According to Marco Mencinihead of analysis at Plenisfer Investments (Generali Investments), the rise of gold “relies on structurally sound purchases by central banksresponsible for 94% of the rally since 2022, after quintupling their acquisitions by freezing Russia’s dollar assets.” In addition, he highlighted the “sustained interest from financial investors” as another key factor behind the advancement of metal.
The analyst also explained that the market “already anticipates new rate cuts in the United States“, which reinforces the demand for safe haven assets. According to Mencini, the presence of Stephen Mirantrusted advisor to the former president donald trumpin the council of the Federal Reserveand the proximity of the end of the mandate of Jerome Powellcould lead to a less restrictive monetary policy. “A looser policy would mean higher inflation, pressure on bonds and loss of value of the dollar as a reserve currency”, he warned.
Mencini went further: “If only 1% of private capital invested in US public debt was diverted to goldthe price could rise to US$5,000 per ounce.”
Vontobel’s vision: records and strong fundamentals
From Vontobelthe manager Regina Hammerschmid He stressed that “The spot price of gold exceeded the threshold of US$4,000 per troy ounce and continues to break new records every day“Only in 2025, the gold metal”reached 52 all-time highs“, with a cumulative profitability of 54%the highest since 1979.
Despite the magnitude of the increases, Hammerschmid assured that does not perceive an immediate threat of correction. “We don’t see a big downside risk.given structural factors – such as the weakening of the dollar, concerns about US debt, the independence of the Fed and geopolitical risks – and cyclical factors, including the slowdown in the labor market and trade tensions,” he explained.
The specialist considered that Gold maintains its appeal as a hedge against global uncertaintyin a context where investors seek to protect their portfolios against volatility and changes in monetary policy.
Schroders rules out excess euphoria
For its part, James Lukecommodity fund manager at Schrodersruled out that there is a speculative fever among Western investors. “We don’t think they are blindly buying gold. Until recently, they even sold the rally”, he stated.

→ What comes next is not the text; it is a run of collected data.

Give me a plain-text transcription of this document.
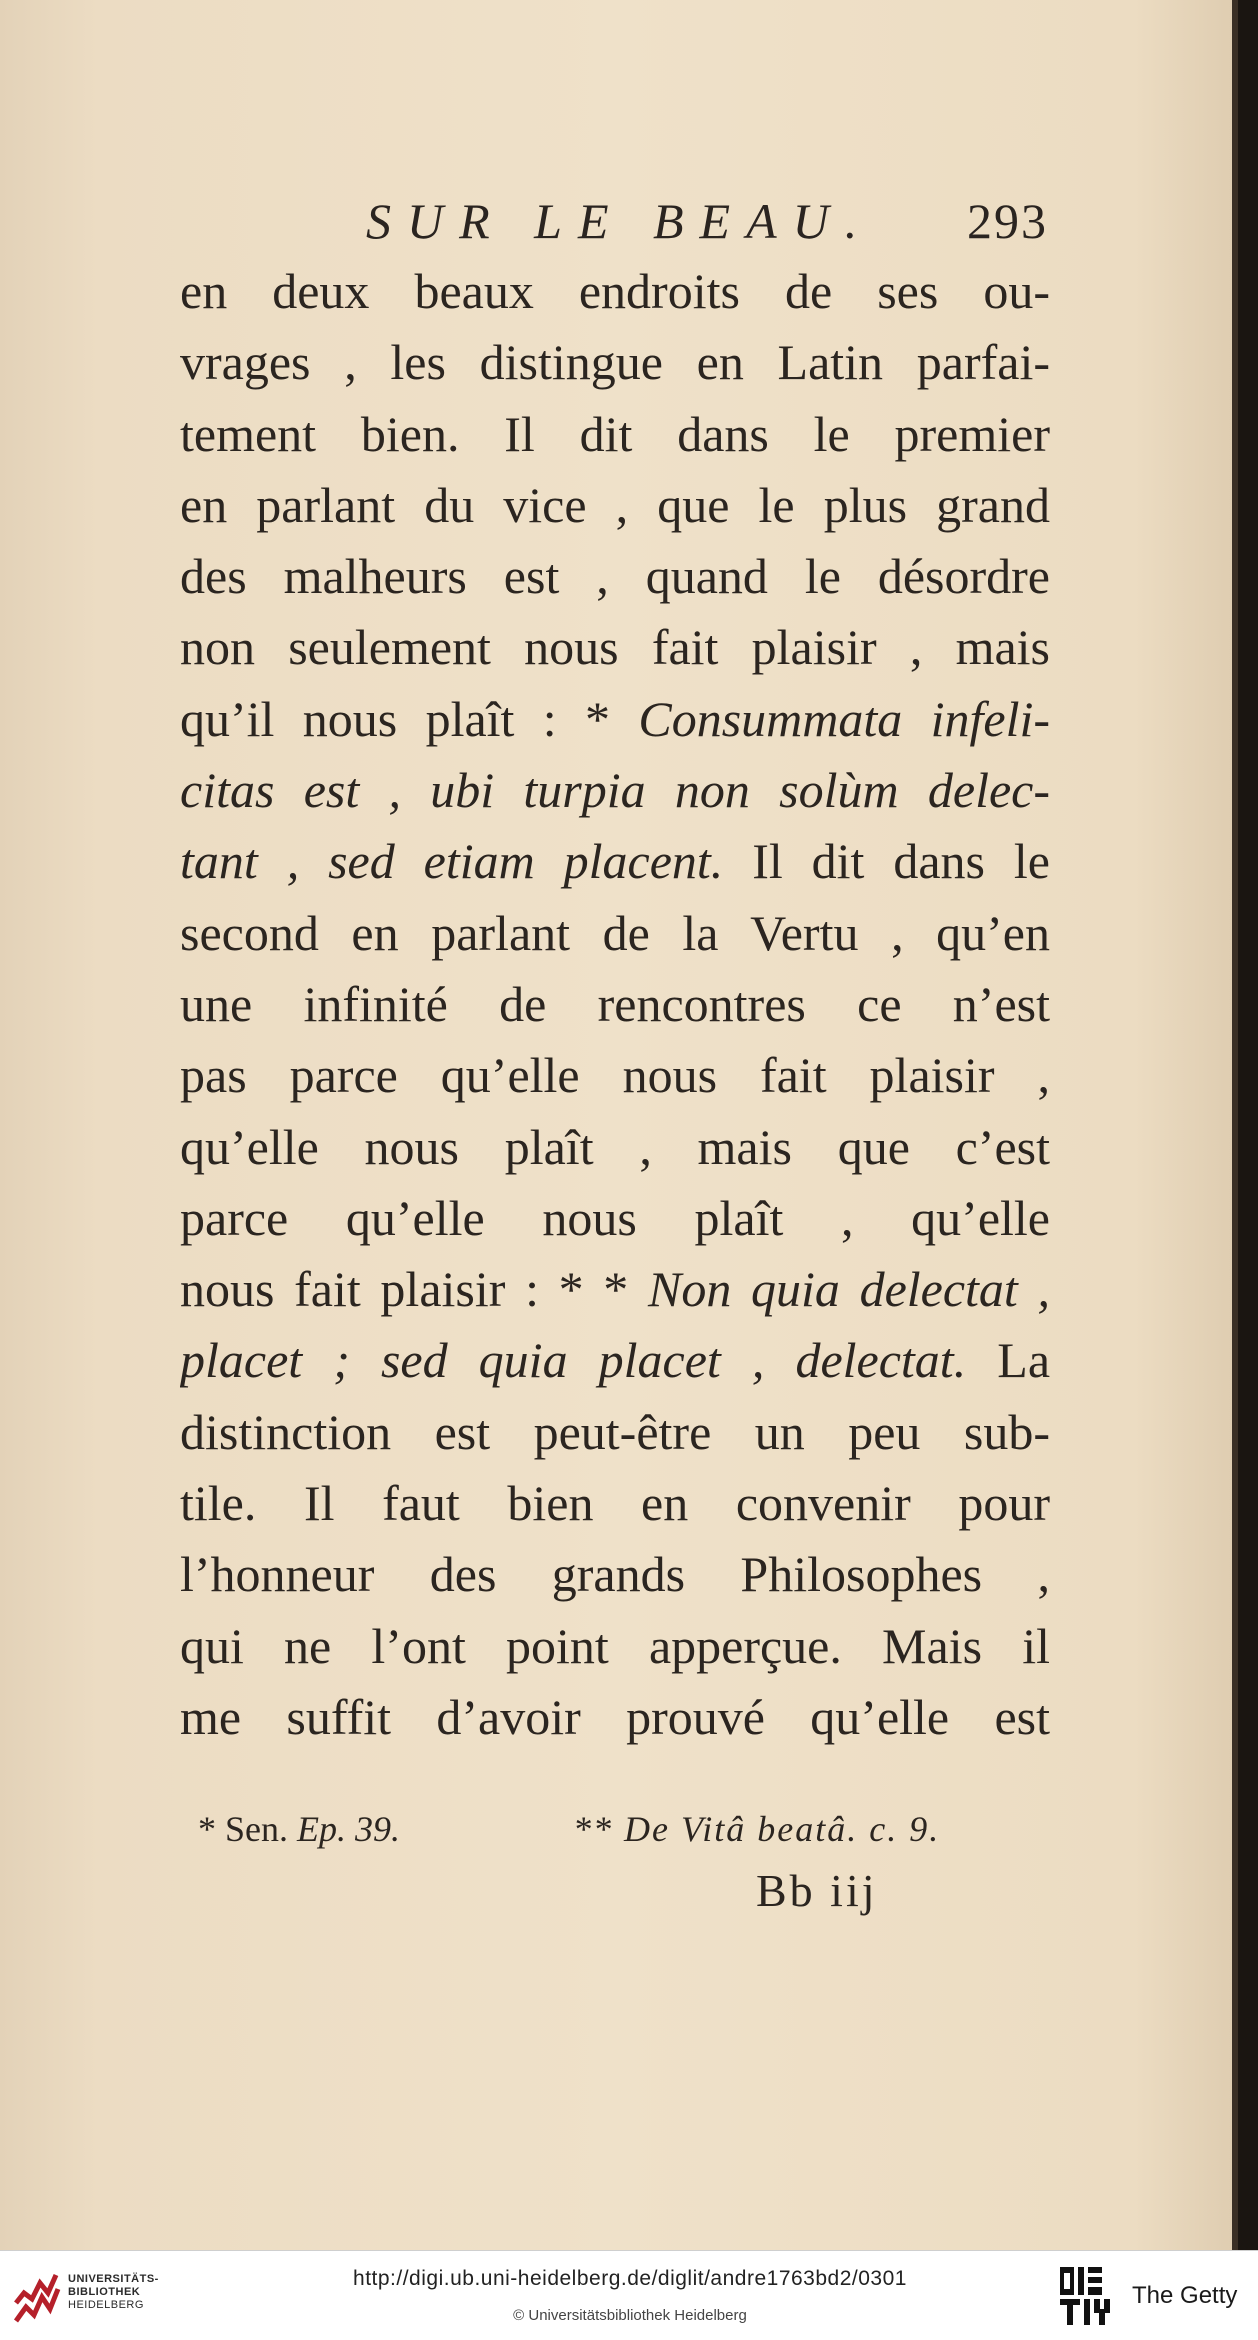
SUR LE BEAU. 293
en deux beaux endroits de ses ou-
vrages , les distingue en Latin parfai-
tement bien. Il dit dans le premier
en parlant du vice , que le plus grand
des malheurs est , quand le désordre
non seulement nous fait plaisir , mais
qu’il nous plaît : * Consummata infeli-
citas est , ubi turpia non solùm delec-
tant , sed etiam placent. Il dit dans le
second en parlant de la Vertu , qu’en
une infinité de rencontres ce n’est
pas parce qu’elle nous fait plaisir ,
qu’elle nous plaît , mais que c’est
parce qu’elle nous plaît , qu’elle
nous fait plaisir : * * Non quia delectat ,
placet ; sed quia placet , delectat. La
distinction est peut-être un peu sub-
tile. Il faut bien en convenir pour
l’honneur des grands Philosophes ,
qui ne l’ont point apperçue. Mais il
me suffit d’avoir prouvé qu’elle est
* Sen. Ep. 39.	** De Vitâ beatâ. c. 9.
Bb iij
UNIVERSITÄTS-
BIBLIOTHEK
HEIDELBERG
http://digi.ub.uni-heidelberg.de/diglit/andre1763bd2/0301
© Universitätsbibliothek Heidelberg
The Getty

According to Luke, the rebound in recent years “was mainly explained by purchases by central banks and institutional investors from emerging markets“, while in the West caution still prevails. “Many investors are still scarred by gold’s decade of underperformance between 2005 and 2015 and are only now considering it as an alternative again.”he added.
Finally, the analyst anticipated that, in the current context of fiscal and geopolitical tensions, there could be “more aggressive participation of Western investors”, which would reinforce the price of the metal and its role as a safe haven asset in the face of global uncertainty.
Together, the three managers agreed that the gold is going through a moment of historical strength, driven by the change in the economic cycle and the search for protection against volatility, although they diverge on a key issue: whether the current value reflects a real opportunity or the prelude to an imminent correction.